Summer Beauty (Acrylic on Tile by Barbie Dallmann)

I know I’m supposed to be an enlightened, got-it-all-together coach type person, but this morning when my iPod wouldn’t turn on, an enraged control-freak grabbed the reins and took over.

“Piece of s**t iPod! I’m the boss of you, and I say, WORK!”

She Googled “dead iPod” and followed the directions for a reset. Nothing. She plugged it into a wall socket and tried again. Nada. She cajoled, caressed, lightly pressed buttons, and then slammed it on the sink. Still nothing but a trashed iPod.

“So, now I can’t go for my morning run!” declared this stubborn, irritated, acting-like-a-child part of me.

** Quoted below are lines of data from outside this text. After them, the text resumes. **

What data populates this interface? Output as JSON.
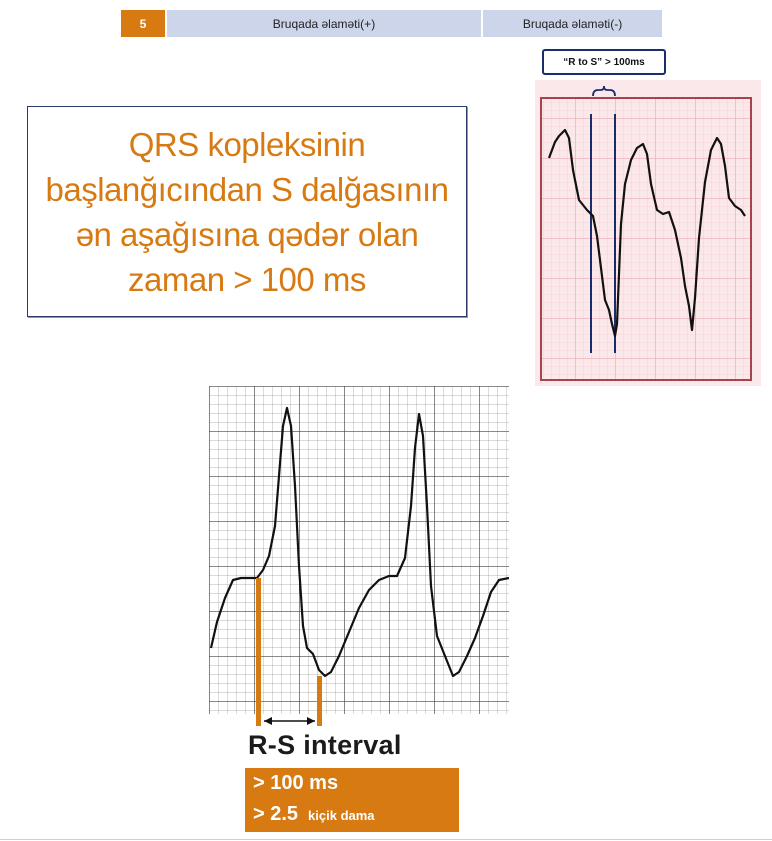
{
  "header": {
    "number": "5",
    "col_positive": "Bruqada əlaməti(+)",
    "col_negative": "Bruqada əlaməti(-)"
  },
  "description": {
    "lines": [
      "QRS kopleksinin",
      "başlanğıcından S dalğasının",
      "ən aşağısına qədər olan",
      "zaman > 100 ms"
    ]
  },
  "ecg_right": {
    "label": "“R to S” > 100ms"
  },
  "ecg_bottom": {
    "title": "R-S interval",
    "criteria_ms": "> 100 ms",
    "criteria_squares": "> 2.5",
    "squares_unit": "kiçik dama"
  },
  "colors": {
    "accent_orange": "#d87a12",
    "header_blue": "#cdd5ea",
    "navy": "#1a2d6b",
    "grid_pink": "#f0b7be"
  }
}
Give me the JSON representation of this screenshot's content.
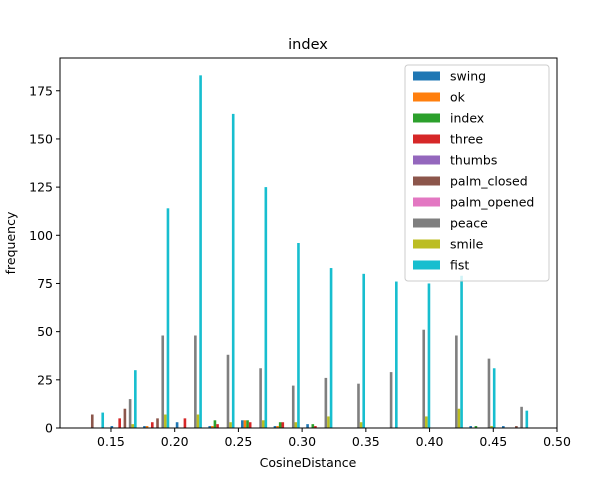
{
  "chart_data": {
    "type": "bar",
    "title": "index",
    "xlabel": "CosineDistance",
    "ylabel": "frequency",
    "xlim": [
      0.11,
      0.5
    ],
    "ylim": [
      0,
      192
    ],
    "xticks": [
      "0.15",
      "0.20",
      "0.25",
      "0.30",
      "0.35",
      "0.40",
      "0.45",
      "0.50"
    ],
    "yticks": [
      "0",
      "25",
      "50",
      "75",
      "100",
      "125",
      "150",
      "175"
    ],
    "bin_edges": [
      0.1215,
      0.1471,
      0.1727,
      0.1983,
      0.2239,
      0.2495,
      0.2751,
      0.3007,
      0.3263,
      0.3519,
      0.3775,
      0.4031,
      0.4287,
      0.4543,
      0.4799
    ],
    "legend_position": "top-right",
    "series": [
      {
        "name": "swing",
        "color": "#1f77b4",
        "values": [
          0,
          1,
          1,
          3,
          1,
          4,
          1,
          2,
          0,
          0,
          0,
          0,
          1,
          1
        ]
      },
      {
        "name": "ok",
        "color": "#ff7f0e",
        "values": [
          0,
          0,
          1,
          0,
          1,
          4,
          1,
          0,
          0,
          0,
          0,
          0,
          0,
          0
        ]
      },
      {
        "name": "index",
        "color": "#2ca02c",
        "values": [
          0,
          0,
          0,
          0,
          4,
          4,
          3,
          2,
          0,
          0,
          0,
          0,
          1,
          0
        ]
      },
      {
        "name": "three",
        "color": "#d62728",
        "values": [
          0,
          5,
          3,
          5,
          2,
          3,
          3,
          1,
          0,
          0,
          0,
          0,
          0,
          0
        ]
      },
      {
        "name": "thumbs",
        "color": "#9467bd",
        "values": [
          0,
          0,
          0,
          0,
          0,
          0,
          0,
          0,
          0,
          0,
          0,
          0,
          0,
          0
        ]
      },
      {
        "name": "palm_closed",
        "color": "#8c564b",
        "values": [
          7,
          10,
          5,
          0,
          0,
          0,
          0,
          0,
          0,
          0,
          0,
          0,
          0,
          1
        ]
      },
      {
        "name": "palm_opened",
        "color": "#e377c2",
        "values": [
          0,
          0,
          0,
          0,
          0,
          0,
          0,
          0,
          0,
          0,
          0,
          0,
          0,
          0
        ]
      },
      {
        "name": "peace",
        "color": "#7f7f7f",
        "values": [
          0,
          15,
          48,
          48,
          38,
          31,
          22,
          26,
          23,
          29,
          51,
          48,
          36,
          11
        ]
      },
      {
        "name": "smile",
        "color": "#bcbd22",
        "values": [
          0,
          2,
          7,
          7,
          3,
          4,
          3,
          6,
          3,
          0,
          6,
          10,
          1,
          0
        ]
      },
      {
        "name": "fist",
        "color": "#17becf",
        "values": [
          8,
          30,
          114,
          183,
          163,
          125,
          96,
          83,
          80,
          76,
          75,
          79,
          31,
          9
        ]
      }
    ],
    "grid": false
  }
}
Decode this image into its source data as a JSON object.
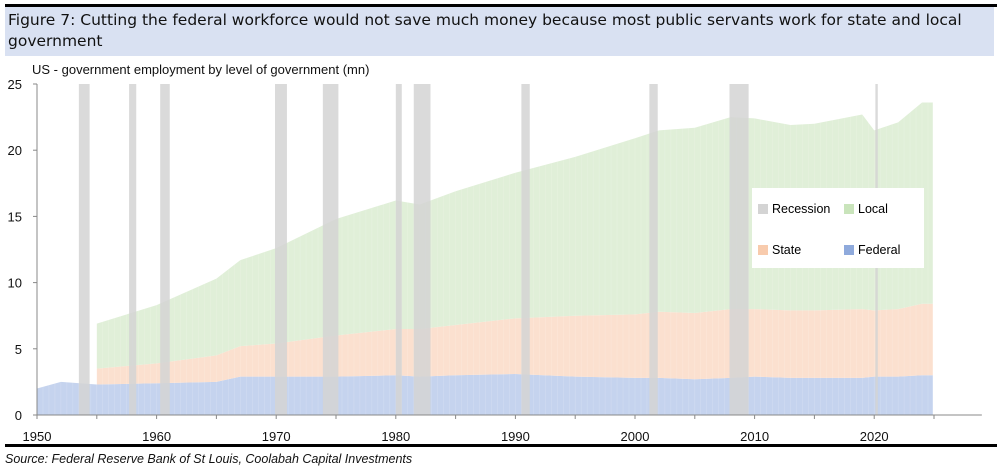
{
  "figure_title": "Figure 7: Cutting the federal workforce would not save much money because most public servants work for state and local government",
  "source": "Source: Federal Reserve Bank of St Louis, Coolabah Capital Investments",
  "chart_data": {
    "type": "area",
    "title": "US - government employment by level of government (mn)",
    "xlim": [
      1950,
      2029
    ],
    "ylim": [
      0,
      25
    ],
    "x_ticks": [
      "1950",
      "1960",
      "1970",
      "1980",
      "1990",
      "2000",
      "2010",
      "2020"
    ],
    "y_ticks": [
      "0",
      "5",
      "10",
      "15",
      "20",
      "25"
    ],
    "stacked": true,
    "x": [
      1950,
      1952,
      1955,
      1960,
      1965,
      1967,
      1970,
      1975,
      1980,
      1982,
      1985,
      1990,
      1995,
      2000,
      2002,
      2005,
      2008,
      2010,
      2013,
      2015,
      2019,
      2020,
      2022,
      2024
    ],
    "series": [
      {
        "name": "Federal",
        "color": "#c5d3ee",
        "values": [
          2.0,
          2.5,
          2.3,
          2.4,
          2.5,
          2.9,
          2.9,
          2.9,
          3.0,
          2.9,
          3.0,
          3.1,
          2.9,
          2.8,
          2.8,
          2.7,
          2.8,
          2.9,
          2.8,
          2.8,
          2.8,
          2.9,
          2.9,
          3.0
        ]
      },
      {
        "name": "State",
        "color": "#fbe0cf",
        "values": [
          null,
          null,
          1.2,
          1.5,
          2.0,
          2.3,
          2.5,
          3.1,
          3.5,
          3.6,
          3.8,
          4.2,
          4.6,
          4.8,
          5.0,
          5.0,
          5.2,
          5.1,
          5.1,
          5.1,
          5.2,
          5.0,
          5.1,
          5.4
        ]
      },
      {
        "name": "Local",
        "color": "#e0efd8",
        "values": [
          null,
          null,
          3.4,
          4.4,
          5.8,
          6.5,
          7.2,
          8.8,
          9.7,
          9.4,
          10.1,
          11.0,
          12.0,
          13.3,
          13.7,
          14.0,
          14.5,
          14.4,
          14.0,
          14.1,
          14.7,
          13.6,
          14.1,
          15.2
        ]
      }
    ],
    "recessions": {
      "name": "Recession",
      "color": "#d4d4d4",
      "periods": [
        [
          1953.5,
          1954.4
        ],
        [
          1957.7,
          1958.3
        ],
        [
          1960.3,
          1961.1
        ],
        [
          1969.9,
          1970.9
        ],
        [
          1973.9,
          1975.2
        ],
        [
          1980.0,
          1980.5
        ],
        [
          1981.5,
          1982.9
        ],
        [
          1990.5,
          1991.2
        ],
        [
          2001.2,
          2001.9
        ],
        [
          2007.9,
          2009.5
        ],
        [
          2020.1,
          2020.3
        ]
      ]
    },
    "legend": {
      "placement": "right",
      "entries": [
        "Recession",
        "Local",
        "State",
        "Federal"
      ]
    }
  }
}
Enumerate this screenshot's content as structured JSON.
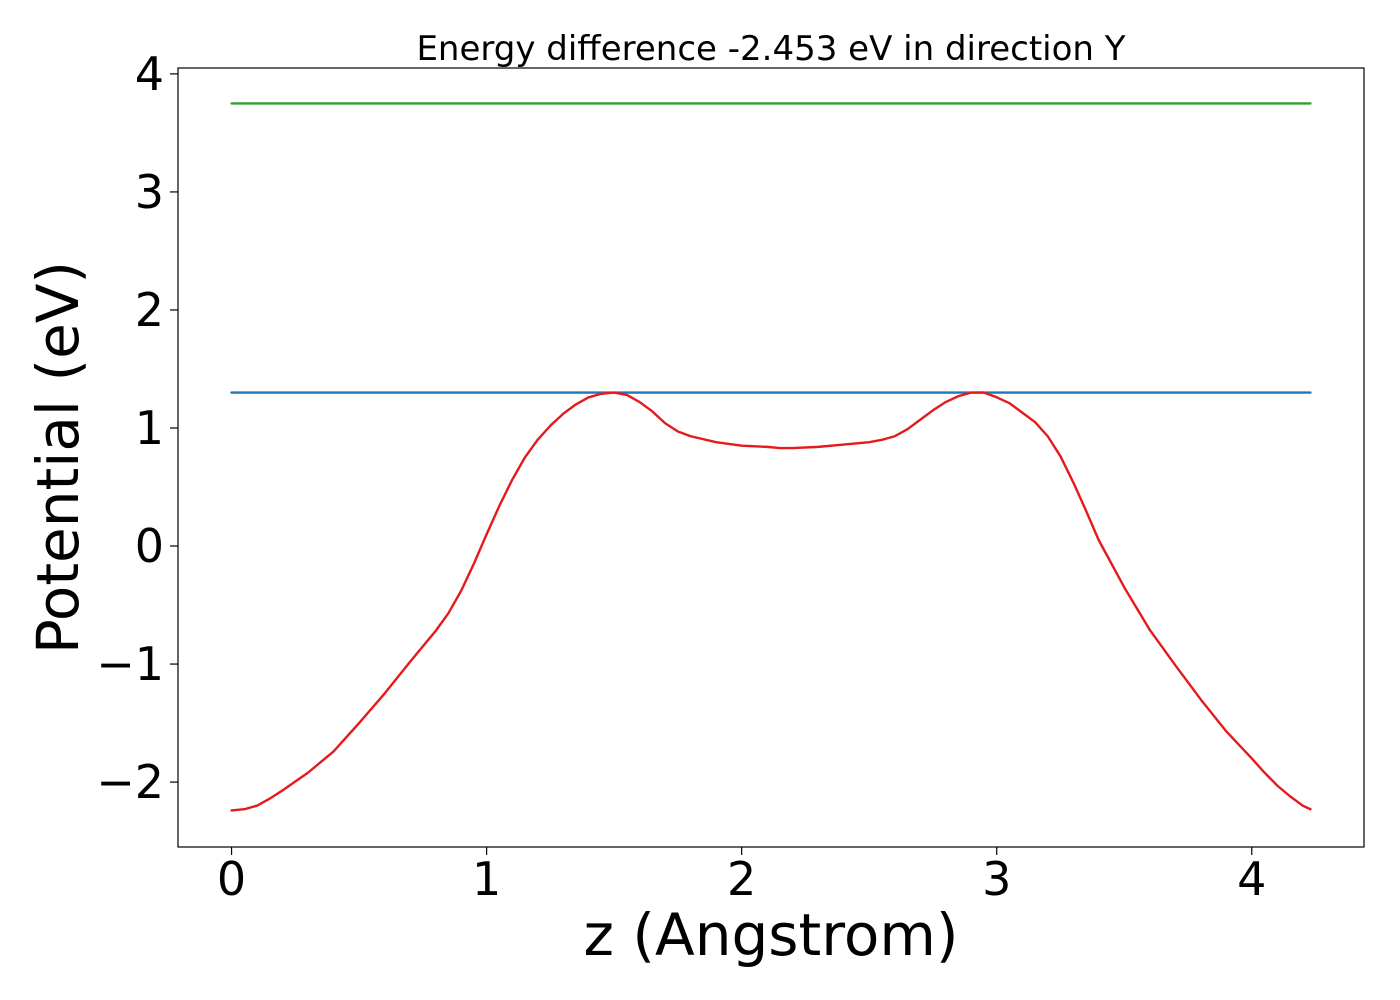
{
  "chart_data": {
    "type": "line",
    "title": "Energy difference -2.453 eV in direction Y",
    "xlabel": "z (Angstrom)",
    "ylabel": "Potential (eV)",
    "xlim": [
      -0.21,
      4.44
    ],
    "ylim": [
      -2.55,
      4.05
    ],
    "xticks": [
      0,
      1,
      2,
      3,
      4
    ],
    "xtick_labels": [
      "0",
      "1",
      "2",
      "3",
      "4"
    ],
    "yticks": [
      -2,
      -1,
      0,
      1,
      2,
      3,
      4
    ],
    "ytick_labels": [
      "−2",
      "−1",
      "0",
      "1",
      "2",
      "3",
      "4"
    ],
    "grid": false,
    "legend": "none",
    "series": [
      {
        "color": "#2ca02c",
        "x": [
          0,
          4.23
        ],
        "y": [
          3.75,
          3.75
        ]
      },
      {
        "color": "#1f77b4",
        "x": [
          0,
          4.23
        ],
        "y": [
          1.3,
          1.3
        ]
      },
      {
        "color": "#e41a1c",
        "x": [
          0,
          0.05,
          0.1,
          0.15,
          0.2,
          0.3,
          0.4,
          0.5,
          0.6,
          0.7,
          0.8,
          0.85,
          0.9,
          0.95,
          1.0,
          1.05,
          1.1,
          1.15,
          1.2,
          1.25,
          1.3,
          1.35,
          1.4,
          1.45,
          1.5,
          1.55,
          1.6,
          1.65,
          1.7,
          1.75,
          1.8,
          1.9,
          2.0,
          2.1,
          2.15,
          2.2,
          2.3,
          2.4,
          2.5,
          2.55,
          2.6,
          2.65,
          2.7,
          2.75,
          2.8,
          2.85,
          2.9,
          2.95,
          3.0,
          3.05,
          3.1,
          3.15,
          3.2,
          3.25,
          3.3,
          3.35,
          3.4,
          3.5,
          3.6,
          3.7,
          3.8,
          3.9,
          4.0,
          4.05,
          4.1,
          4.15,
          4.2,
          4.23
        ],
        "y": [
          -2.24,
          -2.23,
          -2.2,
          -2.14,
          -2.07,
          -1.92,
          -1.74,
          -1.5,
          -1.25,
          -0.98,
          -0.72,
          -0.57,
          -0.38,
          -0.15,
          0.1,
          0.34,
          0.56,
          0.75,
          0.9,
          1.02,
          1.12,
          1.2,
          1.26,
          1.29,
          1.3,
          1.28,
          1.22,
          1.14,
          1.04,
          0.97,
          0.93,
          0.88,
          0.85,
          0.84,
          0.83,
          0.83,
          0.84,
          0.86,
          0.88,
          0.9,
          0.93,
          0.99,
          1.07,
          1.15,
          1.22,
          1.27,
          1.3,
          1.3,
          1.26,
          1.21,
          1.13,
          1.05,
          0.93,
          0.76,
          0.54,
          0.3,
          0.05,
          -0.35,
          -0.71,
          -1.01,
          -1.3,
          -1.57,
          -1.8,
          -1.92,
          -2.03,
          -2.12,
          -2.2,
          -2.23
        ]
      }
    ]
  }
}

From somewhere deep inside Coach Barbie whispered in that irritatingly calm voice of hers, “Is that true? You can’t run without an iPod?”

A heavy sigh accompanied a defiant response, “No, it’s not true. I can run without an iPod … but I don’t want to!

“Is that  true?” she asked again. “You don’t want to run? You’re all dressed and ready to go. You love morning runs. Is it true you don’t want to run?”

“No . . . but still . . . ,” she whined, losing bravado. And then she left the house, and as I gained my stride, the resistant, negative, stubborn part of me began to dissolve, and I allowed myself to compassionately observe what had just happened.

Something didn’t go my way, and I resisted. I made it wrong. I fought reality with everything I could muster. I was looking for everything that was wrong about the situation … the money, the time, the inconvenience, the lost activity records … not to mention that I have no clue where I left off in the audio book I was listening to.

Before I had the tools to process this sort of thing, I would have been caught in a negative spiral for hours, maybe days. But with the simple question, “What’s right about this?” I was able to use my entire run this morning to find the good.

And the best thing I found was a memory of my 12-year-old self on vacation with my family. There was no room for me in the cab, so I rode alone in the camper on the back of the pick-up. From Nebraska through Wyoming, New Mexico, Arizona, Nevada, Utah, Colorado, and home again. For a month, I rode alone with no iPod, no video games, no laptop, no cell phone. Just me, a few books, and my endless imagination. I lost myself in the scenery and entertained myself with stories of what my life would be like when I was grown up and on my own. I imagined going to work, buying a car, marrying my sweetheart, moving into a house, and giving birth to a baby. I day-dreamed a happy life for myself, full of freedom and beauty and travel.

One very good thing about not having an iPod (especially when you’re 12) is it gives you lots of time to work on manifesting a life worth living.